Ontstaan en groei[bewerken | brontekst bewerken]

De onderneming kent een voorloper in de firma De Bruyn Kops, Mannsbach & Cie., die in 1855 startte in Tilburg. De belangrijkste grondlegger, de civiel ingenieur Cornelis Marie de Bruyn Kops (Hoorn, 1829- Breda, 1885), ging hier in 1859 verder onder de naam De Bruyn Kops & Cie., tot 1861. Samen met zijn nieuwe compagnon Jhr. Ferdinand Backer (Amsterdam, 1835 - Breda, 1900) werd het bedrijf van de nieuwe vennootschap De Bruyn Kops & Backer in 1862 overgeplaatst naar Breda.

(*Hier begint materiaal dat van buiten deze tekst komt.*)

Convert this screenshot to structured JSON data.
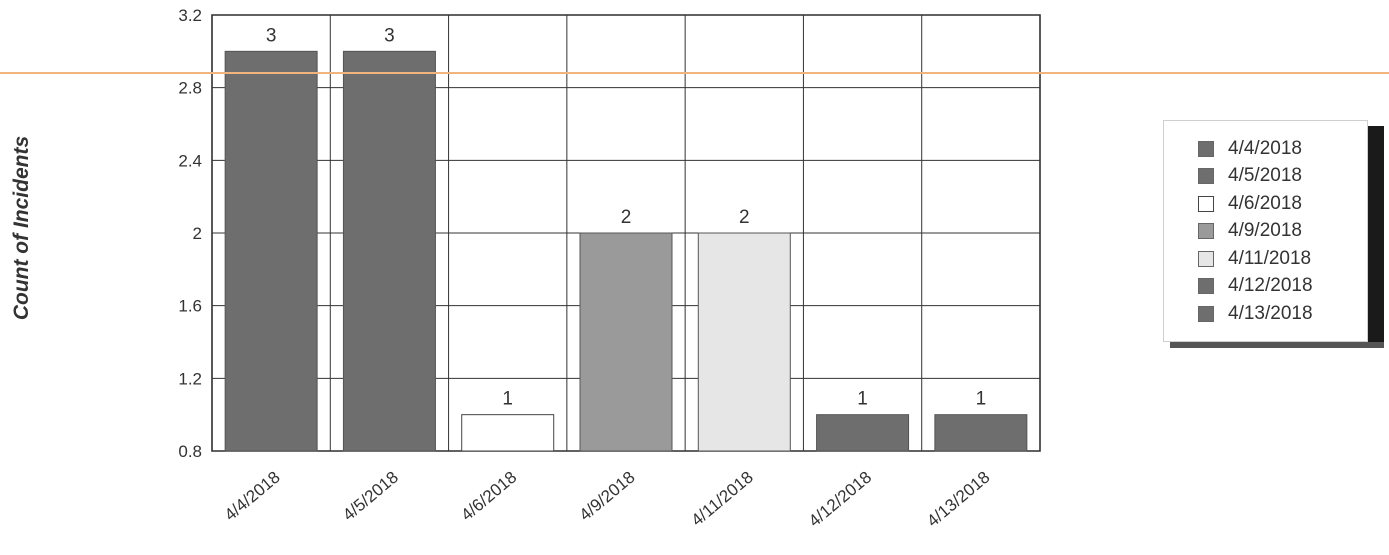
{
  "chart_data": {
    "type": "bar",
    "ylabel": "Count of Incidents",
    "ylim": [
      0.8,
      3.2
    ],
    "yticks": [
      "0.8",
      "1.2",
      "1.6",
      "2",
      "2.4",
      "2.8",
      "3.2"
    ],
    "categories": [
      "4/4/2018",
      "4/5/2018",
      "4/6/2018",
      "4/9/2018",
      "4/11/2018",
      "4/12/2018",
      "4/13/2018"
    ],
    "values": [
      3,
      3,
      1,
      2,
      2,
      1,
      1
    ],
    "data_labels": [
      "3",
      "3",
      "1",
      "2",
      "2",
      "1",
      "1"
    ],
    "colors": [
      "#6e6e6e",
      "#6e6e6e",
      "#ffffff",
      "#9a9a9a",
      "#e6e6e6",
      "#6e6e6e",
      "#6e6e6e"
    ],
    "grid": true,
    "legend_position": "right",
    "legend": [
      "4/4/2018",
      "4/5/2018",
      "4/6/2018",
      "4/9/2018",
      "4/11/2018",
      "4/12/2018",
      "4/13/2018"
    ]
  }
}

Plaatje Backer & Rueb op machine Stoomgemaal Hertog Reijnout, gedateerd 1882

De onderneming in Breda bleef de naam De Bruyn Kops & Backer houden nadat De Bruyn Kops zich in 1868 had teruggetrokken. In 1870 werd Johann Gerhard Rueb (Rotterdam, 1844 - Breda, 1930) de nieuwe compagnon van Backer en werd de bedrijfsnaam Backer & Rueb. In 1884 werd de naam gewijzigd in NV Machinefabriek Breda v/h Backer & Rueb.[1] Het bedrijf droeg ondanks de nv-vorm tot begin 20e eeuw een familiekarakter: de zoon van Rueb, Gerhard Christiaan Conraad (Breda, 1876 - Breda, 1916), trad in 1907 op als mededirecteur naast zijn vader. In 1897 had het bedrijf 350 werklieden in dienst.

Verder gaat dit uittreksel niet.